However, as these services expand to reach across the continent, businesses must employ hundreds of thousands of agents to maintain their reach. With this exponential growth and armies of agents to train and watch over, the risks of fraud have also increased.

Source: Techpoint Africa | Safaricom

Risks with Agent Onboarding

In a study by GSMA, fraud was the most prominent risk agent, and nearly 55% cited fraud as a daily risk. However, urban agents seem to see significantly more cases of identity-related fraud.

“Identification-related risks (which can equate to fraud), such as a lack of ID or fake identification, were mentioned by 17% of urban agents but only 3% of rural ones. (GSMA)”

  • Duplicate account fraud: Many agents are trustworthy community members looking to provide services to their peers. A few individuals become agents to carry out fraud attacks or abuse the power of account creation for themselves.

  • Creating accounts for non-consenting individuals: When an agent is onboarding an individual, even while using photo verification, it can be challenging to determine if that individual has consented to an account being opened on their behalf. There are cases where an agent takes photos of unknowing individuals to use for signing them up for an account without their knowledge. (Lynshays example, neer more info)

  • Coercion of an agent: Opposite of agents using individuals to create accounts for their advantage, in this type of attack, a customer manipulates an agent to help them perform a fraudulent account opening or transaction on their behalf.

Fraud continues after the onboarding process

  • Overcharging: Many organisations and even the government have guidelines on what agents can charge, but there are few consumer protections to enforce correct charging.

    For example, though concrete data is limited in Nigeria, nearly 40% of agents are estimated to charge more than the maximum fees set by the Central Bank of Nigeria. (Source)

  • Account takeover: Many agency banking services do little to authenticate a user after opening the account. With weak data protection, agents often have enough information stored from the user onboarding process to easily take over customer accounts and steal available funds. 

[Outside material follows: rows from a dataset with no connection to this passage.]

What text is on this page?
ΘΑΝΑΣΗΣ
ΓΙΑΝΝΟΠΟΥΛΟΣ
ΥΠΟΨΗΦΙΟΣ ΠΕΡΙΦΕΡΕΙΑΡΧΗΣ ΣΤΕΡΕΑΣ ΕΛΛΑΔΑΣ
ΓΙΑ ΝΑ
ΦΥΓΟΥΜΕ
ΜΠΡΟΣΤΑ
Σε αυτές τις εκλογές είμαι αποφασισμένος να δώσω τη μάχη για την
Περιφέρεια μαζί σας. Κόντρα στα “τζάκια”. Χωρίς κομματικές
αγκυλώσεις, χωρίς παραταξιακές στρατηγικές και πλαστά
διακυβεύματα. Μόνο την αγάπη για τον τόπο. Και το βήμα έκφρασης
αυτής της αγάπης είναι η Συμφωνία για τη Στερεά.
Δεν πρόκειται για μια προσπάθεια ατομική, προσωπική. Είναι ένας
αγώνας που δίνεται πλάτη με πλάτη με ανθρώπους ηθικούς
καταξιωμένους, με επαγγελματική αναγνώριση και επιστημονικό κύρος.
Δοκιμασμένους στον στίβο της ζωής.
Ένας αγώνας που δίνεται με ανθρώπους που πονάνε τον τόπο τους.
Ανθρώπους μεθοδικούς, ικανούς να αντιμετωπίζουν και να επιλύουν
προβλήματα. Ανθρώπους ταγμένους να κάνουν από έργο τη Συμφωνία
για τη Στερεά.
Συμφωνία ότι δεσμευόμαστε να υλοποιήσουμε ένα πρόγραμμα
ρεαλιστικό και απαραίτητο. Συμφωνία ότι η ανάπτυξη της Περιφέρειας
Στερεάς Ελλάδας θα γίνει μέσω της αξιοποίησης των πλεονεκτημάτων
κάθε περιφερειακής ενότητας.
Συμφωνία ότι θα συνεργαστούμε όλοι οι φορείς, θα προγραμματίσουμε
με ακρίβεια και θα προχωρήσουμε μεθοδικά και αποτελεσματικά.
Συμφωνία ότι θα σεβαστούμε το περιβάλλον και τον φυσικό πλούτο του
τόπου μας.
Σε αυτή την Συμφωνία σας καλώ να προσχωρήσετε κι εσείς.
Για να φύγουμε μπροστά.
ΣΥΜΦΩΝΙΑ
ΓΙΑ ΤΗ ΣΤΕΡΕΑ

Low commissions may incentivise fraud

Agents make their money by facilitating transactions and collecting fees. The CBN has thorough guidelines on how much agents should charge depending on the type of transaction. The fees are already relatively low, often ranging from N50-N500 depending on the type and volume of transaction.

On top of this, competition among financial service providers and rapid inflation in many markets is pushing agent commissions lower and lower. Agents now, more than ever, are feeling the pinch. The economic model for agents, primarily based on transaction fees, is under pressure. The GSMA has reported that more agents than ever are struggling to maintain sustainable incomes with caps on fees and increasing competition.

This financial strain can lead to unethical practices to increase earnings, such as unauthorised transactions or account manipulation.

Challenges identifying agent fraud

Agents hold the keys to account creation. With unique access to financial systems, they can more easily hack systems and abuse account creation. Because of their trusted role in the system, agents can more easily make fraudulent accounts and transactions seem legitimate.

A few factors make agent fraud especially difficult to detect, even with advanced technical solutions.

  • Insider Knowledge: Agents' deep understanding of the banking systems can be exploited to bypass security measures.

  • Trust Factor: The trusted status of agents in their communities can make it difficult to suspect and identify fraudulent activities.

  • Systemic Weaknesses: Inadequacies in financial institutions' monitoring and audit systems can allow fraudulent activities to go unnoticed.

Conclusion: Weighing the Benefits Against the Risks

Agent banking is a double-edged sword for African financial services. While it dramatically improves financial inclusion and accessibility, it also introduces fraud risks.

A multi-pronged approach involving hands-on training, more robust regulatory frameworks, advanced technological safeguards, and a culture of transparency and accountability can help mitigate these risks, but eliminating fraud risks will be challenging.

Perhaps there must be a balance. As long as the benefits of agent banking continue to grant increasing access to people and benefit financial services companies as they get access to a broader range of customers, some fraud may be tolerable. But we must now ask ourselves when the risks become too much to excuse.